11:00 – 11:30 AM Recess
11:30 AM Dismissal for morning-only children; transition to lunch for others
11:30 AM Lunch
12:20 PM Children who nap transition to Rest/Nap Room
12:30 PM Remaining children transition to silent read-aloud (rest time)
1:00 PM Recess
1:30 PM Afternoon work cycle
Children not falling asleep in Nap Room return to classrooms following 30 minutes of rest
3:15 PM Children prepare for either dismissal or After-care
3:30 PM Dismissal, transition to snack for those in After-care
3:45 PM Children transition to play outdoors, weather permitting
5:30 PM School closes
Mixed Age Classroom
At MSD children of the same developmental stage (ages 3-6) share one classroom. Montessori education understands that learning is social as well as intellectual. The Montessori multi-age classroom models the real world, and affords opportunities for children to interact with each other in a constructive way, mastering social and leadership skills to thrive in a diverse world. Mixed-age classrooms allow the older children to become mentors to the younger ones, and thereby be inspired to reach their own potential.

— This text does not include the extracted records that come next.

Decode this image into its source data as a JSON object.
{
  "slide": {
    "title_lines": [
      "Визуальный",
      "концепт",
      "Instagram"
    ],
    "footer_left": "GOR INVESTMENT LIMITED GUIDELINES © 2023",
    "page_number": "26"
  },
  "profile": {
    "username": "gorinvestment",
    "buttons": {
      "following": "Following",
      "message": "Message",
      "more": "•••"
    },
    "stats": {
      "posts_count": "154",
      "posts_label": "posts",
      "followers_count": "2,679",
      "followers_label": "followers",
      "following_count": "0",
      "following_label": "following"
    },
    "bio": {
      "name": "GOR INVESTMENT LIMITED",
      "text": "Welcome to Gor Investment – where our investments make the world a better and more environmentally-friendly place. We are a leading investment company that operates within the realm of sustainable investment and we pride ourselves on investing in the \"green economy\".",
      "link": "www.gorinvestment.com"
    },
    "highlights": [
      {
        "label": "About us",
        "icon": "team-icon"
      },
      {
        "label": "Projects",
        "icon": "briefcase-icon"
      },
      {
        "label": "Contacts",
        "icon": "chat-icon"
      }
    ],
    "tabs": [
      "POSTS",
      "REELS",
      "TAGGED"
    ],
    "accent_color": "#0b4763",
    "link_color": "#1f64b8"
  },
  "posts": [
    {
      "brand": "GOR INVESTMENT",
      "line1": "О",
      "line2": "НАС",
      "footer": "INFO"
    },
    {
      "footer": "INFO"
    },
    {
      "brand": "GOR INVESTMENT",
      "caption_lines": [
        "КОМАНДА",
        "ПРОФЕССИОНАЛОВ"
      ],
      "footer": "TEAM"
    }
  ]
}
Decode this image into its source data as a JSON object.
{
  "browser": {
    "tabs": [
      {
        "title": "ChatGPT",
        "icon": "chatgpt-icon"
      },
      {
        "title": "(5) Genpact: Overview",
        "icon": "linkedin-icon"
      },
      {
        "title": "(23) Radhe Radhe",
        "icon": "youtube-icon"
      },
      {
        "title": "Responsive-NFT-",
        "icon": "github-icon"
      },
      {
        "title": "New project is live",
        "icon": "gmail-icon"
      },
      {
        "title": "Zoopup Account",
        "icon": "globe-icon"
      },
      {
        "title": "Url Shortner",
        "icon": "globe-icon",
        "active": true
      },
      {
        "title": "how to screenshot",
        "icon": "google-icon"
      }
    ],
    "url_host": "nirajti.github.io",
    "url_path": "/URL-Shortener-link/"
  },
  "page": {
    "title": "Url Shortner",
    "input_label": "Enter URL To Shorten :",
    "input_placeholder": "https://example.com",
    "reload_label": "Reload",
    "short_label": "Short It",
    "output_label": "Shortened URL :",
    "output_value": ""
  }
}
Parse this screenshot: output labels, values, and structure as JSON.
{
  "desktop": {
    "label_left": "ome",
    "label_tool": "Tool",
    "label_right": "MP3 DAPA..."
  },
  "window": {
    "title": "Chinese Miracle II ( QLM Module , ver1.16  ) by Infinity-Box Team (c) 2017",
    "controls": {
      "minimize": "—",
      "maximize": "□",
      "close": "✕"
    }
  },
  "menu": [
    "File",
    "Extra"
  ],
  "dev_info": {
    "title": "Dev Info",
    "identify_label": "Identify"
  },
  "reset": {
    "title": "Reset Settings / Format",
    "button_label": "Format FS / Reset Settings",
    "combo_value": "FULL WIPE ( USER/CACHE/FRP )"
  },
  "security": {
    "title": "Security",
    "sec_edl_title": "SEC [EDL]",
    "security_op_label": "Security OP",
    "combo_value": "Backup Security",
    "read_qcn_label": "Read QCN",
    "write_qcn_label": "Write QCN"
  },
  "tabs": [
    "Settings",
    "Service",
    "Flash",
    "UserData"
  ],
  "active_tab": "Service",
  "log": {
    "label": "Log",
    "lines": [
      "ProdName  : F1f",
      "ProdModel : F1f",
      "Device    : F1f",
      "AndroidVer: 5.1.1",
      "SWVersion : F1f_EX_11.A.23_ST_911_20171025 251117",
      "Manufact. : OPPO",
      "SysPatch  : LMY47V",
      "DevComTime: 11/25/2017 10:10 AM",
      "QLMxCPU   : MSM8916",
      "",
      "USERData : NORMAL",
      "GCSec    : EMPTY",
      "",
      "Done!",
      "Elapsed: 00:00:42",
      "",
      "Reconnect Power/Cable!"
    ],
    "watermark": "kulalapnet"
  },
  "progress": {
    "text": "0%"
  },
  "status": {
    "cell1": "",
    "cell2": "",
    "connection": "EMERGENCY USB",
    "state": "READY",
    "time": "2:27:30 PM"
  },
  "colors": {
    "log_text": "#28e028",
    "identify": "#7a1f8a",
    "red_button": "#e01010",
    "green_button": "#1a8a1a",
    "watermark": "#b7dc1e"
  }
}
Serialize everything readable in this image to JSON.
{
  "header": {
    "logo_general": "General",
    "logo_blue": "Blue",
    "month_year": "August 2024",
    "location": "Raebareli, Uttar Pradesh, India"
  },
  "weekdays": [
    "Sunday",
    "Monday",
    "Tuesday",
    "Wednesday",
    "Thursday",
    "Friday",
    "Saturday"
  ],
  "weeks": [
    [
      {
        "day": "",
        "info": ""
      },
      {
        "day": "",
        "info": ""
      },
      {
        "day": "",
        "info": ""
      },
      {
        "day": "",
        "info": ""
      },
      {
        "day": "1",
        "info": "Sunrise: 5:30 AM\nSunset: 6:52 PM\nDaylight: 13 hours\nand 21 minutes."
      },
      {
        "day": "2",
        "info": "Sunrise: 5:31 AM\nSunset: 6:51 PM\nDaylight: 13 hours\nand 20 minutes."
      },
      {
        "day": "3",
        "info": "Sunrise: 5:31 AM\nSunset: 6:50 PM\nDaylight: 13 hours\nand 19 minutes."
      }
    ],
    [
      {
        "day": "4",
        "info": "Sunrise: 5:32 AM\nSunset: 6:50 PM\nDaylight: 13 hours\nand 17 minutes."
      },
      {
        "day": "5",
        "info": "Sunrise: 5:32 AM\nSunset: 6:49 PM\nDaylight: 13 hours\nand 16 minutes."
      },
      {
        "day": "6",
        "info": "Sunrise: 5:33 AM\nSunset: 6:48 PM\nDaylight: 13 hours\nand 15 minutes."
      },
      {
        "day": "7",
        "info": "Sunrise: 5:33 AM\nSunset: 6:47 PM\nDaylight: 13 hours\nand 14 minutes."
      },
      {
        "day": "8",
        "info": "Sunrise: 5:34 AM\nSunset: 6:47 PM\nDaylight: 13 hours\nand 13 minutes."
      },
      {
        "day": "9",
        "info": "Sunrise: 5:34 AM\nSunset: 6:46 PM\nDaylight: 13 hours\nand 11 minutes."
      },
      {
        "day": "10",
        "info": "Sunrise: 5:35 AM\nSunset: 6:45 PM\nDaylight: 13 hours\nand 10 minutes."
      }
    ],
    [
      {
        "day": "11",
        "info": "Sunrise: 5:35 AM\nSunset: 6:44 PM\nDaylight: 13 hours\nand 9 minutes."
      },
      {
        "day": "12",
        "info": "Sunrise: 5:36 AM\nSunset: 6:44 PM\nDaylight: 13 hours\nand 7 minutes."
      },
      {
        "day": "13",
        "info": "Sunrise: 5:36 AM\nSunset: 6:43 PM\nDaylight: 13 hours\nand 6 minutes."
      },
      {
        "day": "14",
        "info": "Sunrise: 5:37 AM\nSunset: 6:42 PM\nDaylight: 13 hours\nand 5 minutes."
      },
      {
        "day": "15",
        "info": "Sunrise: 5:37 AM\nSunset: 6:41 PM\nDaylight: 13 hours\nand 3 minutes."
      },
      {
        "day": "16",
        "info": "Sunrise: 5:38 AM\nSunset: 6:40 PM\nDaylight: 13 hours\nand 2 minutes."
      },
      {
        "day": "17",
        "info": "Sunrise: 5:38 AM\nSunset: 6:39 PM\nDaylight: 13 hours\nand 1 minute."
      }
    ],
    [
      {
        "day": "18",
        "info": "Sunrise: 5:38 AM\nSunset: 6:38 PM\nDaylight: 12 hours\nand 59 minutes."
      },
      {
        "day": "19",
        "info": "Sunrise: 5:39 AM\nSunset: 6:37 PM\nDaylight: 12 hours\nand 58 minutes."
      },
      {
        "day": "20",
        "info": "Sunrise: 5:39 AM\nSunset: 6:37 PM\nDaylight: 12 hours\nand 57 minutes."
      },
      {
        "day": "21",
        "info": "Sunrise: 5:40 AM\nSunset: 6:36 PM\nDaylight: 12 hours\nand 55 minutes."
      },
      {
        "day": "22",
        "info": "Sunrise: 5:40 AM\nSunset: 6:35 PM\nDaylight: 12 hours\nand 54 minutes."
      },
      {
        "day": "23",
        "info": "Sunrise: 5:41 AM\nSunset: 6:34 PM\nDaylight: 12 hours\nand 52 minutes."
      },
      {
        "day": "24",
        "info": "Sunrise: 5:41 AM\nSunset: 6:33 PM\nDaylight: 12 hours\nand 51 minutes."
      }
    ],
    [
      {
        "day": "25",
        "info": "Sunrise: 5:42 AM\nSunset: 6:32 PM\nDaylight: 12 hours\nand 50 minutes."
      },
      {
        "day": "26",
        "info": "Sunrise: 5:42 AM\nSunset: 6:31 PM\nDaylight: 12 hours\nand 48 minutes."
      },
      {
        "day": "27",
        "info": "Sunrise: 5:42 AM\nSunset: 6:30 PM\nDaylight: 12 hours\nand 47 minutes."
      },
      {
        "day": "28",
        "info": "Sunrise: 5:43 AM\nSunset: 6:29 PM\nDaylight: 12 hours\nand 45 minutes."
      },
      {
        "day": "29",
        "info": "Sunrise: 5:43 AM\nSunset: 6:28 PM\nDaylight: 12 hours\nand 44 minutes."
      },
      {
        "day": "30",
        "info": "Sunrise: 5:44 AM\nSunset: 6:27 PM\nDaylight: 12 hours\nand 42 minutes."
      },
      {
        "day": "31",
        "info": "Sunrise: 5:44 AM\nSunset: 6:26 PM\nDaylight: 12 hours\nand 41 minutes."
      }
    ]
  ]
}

Dr. Maria Montessori believed young children to be particularly sensitive to learning from their environment. She referred to this experience as “work”. The classroom teacher guides the children by presenting carefully designed materials and then allowing them to work at their own pace. The following areas of work are presented in the Children’s House:
Practical Life – Hands-on everyday activities like polishing, washing, and scrubbing that help children develop the ability to concentrate.
Sensorial – Materials that allow children to explore the qualities of our physical world through shapes, colors, textures, sounds, tastes, and so on.
Language – Language is everywhere in the Children’s House classroom. With the guidance of their teacher, children progress individually based on their own interests, from oral language to symbolic language. Writing happens first and then reading.
Mathematics – Using a hands-on approach, children are given a concrete impression of numbers and quantities through materials that represent the decimal system. Counting happens first, then simple to complex operations as the child’s interest allows.
Why 5 days a week?
We strive to create an environment where order, consistency, and independence is valued. Children as this developmental stage do not have the understanding of time and benefit from a consistent schedule. When there are gaps in attendance the children may become confused by the routine, lose enthusiasm for work, and do not achieve the repetition required for mastery of skills.